Levine: Bayes and the hit-by-pitch

From SABR member Zachary Levine at Baseball Prospectus on June 13, 2013:

When home plate umpire Clint Fagan made the decision not to eject Zack Greinke for hitting Miguel Montero with a pitch, and a subsequent decision to eject Ian Kennedy for hitting Greinke with a pitch, he was answering a couple of probability questions that umpires and eventually Major League Baseball will have to face.

It’s not a question of whether the hit by pitch was intentional or not. You’re never able to answer that question. The probability that the act was intentional from the point of view of the umpire/disciplinarian is never 0, even on the most innocuous-looking play, and it’s pretty much never unless Cole Hamels is just begging for a suspension.

After a beaning occurs, an umpire and then the MLB office are forced then to determine how likely it was that tat beaning was intentional. And there is where they have run into trouble historically. It is my view that the umpires tend to be too beholden to their own warnings and may even be trying to legislate to some unwritten rules.
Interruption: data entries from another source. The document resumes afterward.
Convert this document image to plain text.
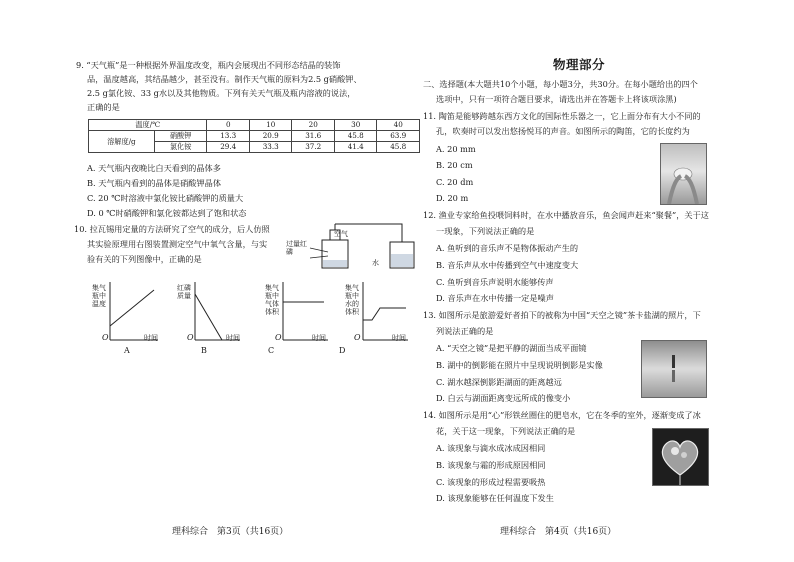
9. “天气瓶”是一种根据外界温度改变，瓶内会展现出不同形态结晶的装饰
品，温度越高，其结晶越少，甚至没有。制作天气瓶的原料为2.5 g硝酸钾、
2.5 g氯化铵、33 g水以及其他物质。下列有关天气瓶及瓶内溶液的说法，
正确的是
温度/℃		0	10	20	30	40
溶解度/g	硝酸钾	13.3	20.9	31.6	45.8	63.9
	氯化铵	29.4	33.3	37.2	41.4	45.8
A. 天气瓶内夜晚比白天看到的晶体多
B. 天气瓶内看到的晶体是硝酸钾晶体
C. 20 ℃时溶液中氯化铵比硝酸钾的质量大
D. 0 ℃时硝酸钾和氯化铵都达到了饱和状态
10. 拉瓦锡用定量的方法研究了空气的成分，后人仿照
其实验原理用右图装置测定空气中氧气含量，与实
验有关的下列图像中，正确的是
过量红磷
空气
水
集气
瓶中
温度
红磷
质量
集气
瓶中
气体
体积
集气
瓶中
水的
体积
O	时间	O	时间	O	时间	O	时间
A	B	C	D
理科综合　第3页（共16页）
物理部分
二、选择题(本大题共10个小题，每小题3分，共30分。在每小题给出的四个
选项中，只有一项符合题目要求，请选出并在答题卡上将该项涂黑)
11. 陶笛是能够跨越东西方文化的国际性乐器之一，它上面分布有大小不同的
孔，吹奏时可以发出悠扬悦耳的声音。如图所示的陶笛，它的长度约为
A. 20 mm
B. 20 cm
C. 20 dm
D. 20 m
12. 渔业专家给鱼投喂饲料时，在水中播放音乐，鱼会闻声赶来“聚餐”，关于这
一现象，下列说法正确的是
A. 鱼听到的音乐声不是物体振动产生的
B. 音乐声从水中传播到空气中速度变大
C. 鱼听到音乐声说明水能够传声
D. 音乐声在水中传播一定是噪声
13. 如图所示是旅游爱好者拍下的被称为中国“天空之镜”茶卡盐湖的照片，下
列说法正确的是
A. “天空之镜”是把平静的湖面当成平面镜
B. 湖中的倒影能在照片中呈现说明倒影是实像
C. 湖水越深倒影距湖面的距离越远
D. 白云与湖面距离变远所成的像变小
14. 如图所示是用“心”形铁丝圈住的肥皂水，它在冬季的室外，逐渐变成了冰
花，关于这一现象，下列说法正确的是
A. 该现象与滴水成冰成因相同
B. 该现象与霜的形成原因相同
C. 该现象的形成过程需要吸热
D. 该现象能够在任何温度下发生
理科综合　第4页（共16页）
The second belief we’ll get to later, but as to the first, remember, it is perfectly within an umpire’s rights to eject a player with no warning. In fact, the previous pitcher tossed for a hit batsman, Jason Hammel, was ejected with no warning in the episode I documented semi-seriously here. Inversely, just because there has been a warning doesn’t mean there has to be an ejection. In fact, the inning after the brawl on Tuesday night, Mark Ellis was hit by a pitch with no consequence.